# Sappers Patrick Azimkar and Mark Quinsey. Royal Engineers



## Tez3 (Mar 9, 2009)

http://www.mod.uk/DefenceInternet/D...mkarAndMarkQuinseyKilledInNorthernIreland.htm

It is in unutterable sadness I post this. Young lives cut down without mercy.


----------



## Bob Hubbard (Mar 9, 2009)

.


----------



## SFC JeffJ (Mar 9, 2009)

.


----------



## Sukerkin (Mar 9, 2009)

Lives cut too short.
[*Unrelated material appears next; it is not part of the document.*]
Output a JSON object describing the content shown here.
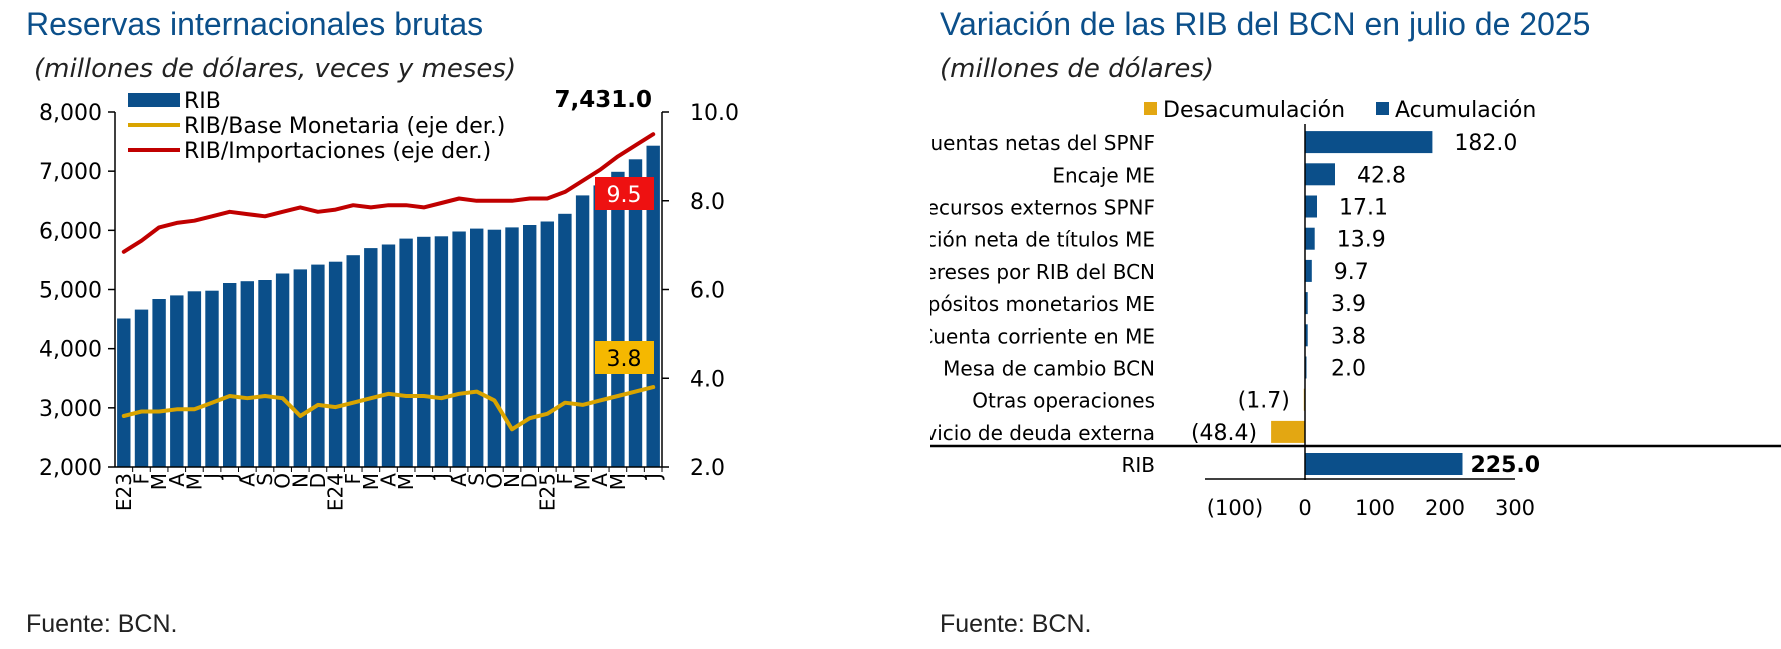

Such a sadness.

"Down some cold field in a world uncharted 
the young seek each other with questioning eyes. 
They question each other, the young, the golden hearted, 
of the world that they were robbed of in their quiet paradise."


----------



## morph4me (Mar 9, 2009)

.


----------



## Andy Moynihan (Mar 9, 2009)

At the going down of the sun and in the morning
We will remember them.


----------



## exile (Mar 9, 2009)

:asian:


----------



## FieldDiscipline (Mar 9, 2009)

When the Waters were dried an' the Earth did appear, 
("It's all one," says the Sapper), 
The Lord He created the Engineer, 
Her Majesty's Royal Engineer, 
With the rank and pay of a Sapper! 

When the Flood come along for an extra monsoon, 
'Twas Noah constructed the first pontoon 
To the plans of Her Majesty's, etc. 

But after fatigue in the wet an' the sun, 
Old Noah got drunk, which he wouldn't ha' done 
If he'd trained with, etc. 

When the Tower o' Babel had mixed up men's bat, 
Some clever civilian was managing that, 
An' none of, etc. 

When the Jews had a fight at the foot of a hill, 
Young Joshua ordered the sun to stand still, 
For he was a Captain of Engineers, etc. 

When the Children of Israel made bricks without straw, 
They were learnin' the regular work of our Corps, 
The work of, etc. 

For ever since then, if a war they would wage, 
*Behold us a-shinin' on history's page* -- 
First page for, etc. 

We lay down their sidings an' help 'em entrain, 
An' we sweep up their mess through the bloomin' campaign, 
In the style of, etc. 

They send us in front with a fuse an' a mine 
To blow up the gates that are rushed by the Line, 
But bent by, etc. 

They send us behind with a pick an' a spade, 
To dig for the guns of a bullock-brigade 
Which has asked for, etc. 

We work under escort in trousers and shirt, 
An' the heathen they plug us tail-up in the dirt, 
Annoying, etc. 

We blast out the rock an' we shovel the mud, 
We make 'em good roads an' -- they roll down the khud, 
Reporting, etc. 

We make 'em their bridges, their wells, an' their huts, 
An' the telegraph-wire the enemy cuts, 
An' it's blamed on, etc. 

An' when we return, an' from war we would cease, 
They grudge us adornin' the billets of peace, 
Which are kept for, etc. 

We build 'em nice barracks -- they swear they are bad, 
That our Colonels are Methodist, married or mad, 
Insultin', etc. 

They haven't no manners nor gratitude too, 
For the more that we help 'em, the less will they do, 
But mock at, etc. 

Now the Line's but a man with a gun in his hand, 
An' Cavalry's only what horses can stand, 
When helped by, etc. 

Artillery moves by the leave o' the ground, 
But we are the men that do something all round, 
For we are, etc. 

I have stated it plain, an' my argument's thus 
("It's all one," says the Sapper), 
There's only one Corps which is perfect -- that's us; 
An' they call us Her Majesty's Engineers, 
Her Majesty's Royal Engineers, 
With the rank and pay of a Sapper! 


We *will* remember them.


----------



## arnisador (Mar 9, 2009)

.


----------



## searcher (Mar 10, 2009)

.


----------



## seasoned (Mar 10, 2009)

:asian:


----------



## grydth (Mar 10, 2009)

In your time of loss, remain proud that the UK continues to produce such fine men. Their death is a loss to all of us.


----------



## IcemanSK (Mar 12, 2009)

.


----------



## shesulsa (Mar 13, 2009)

.


----------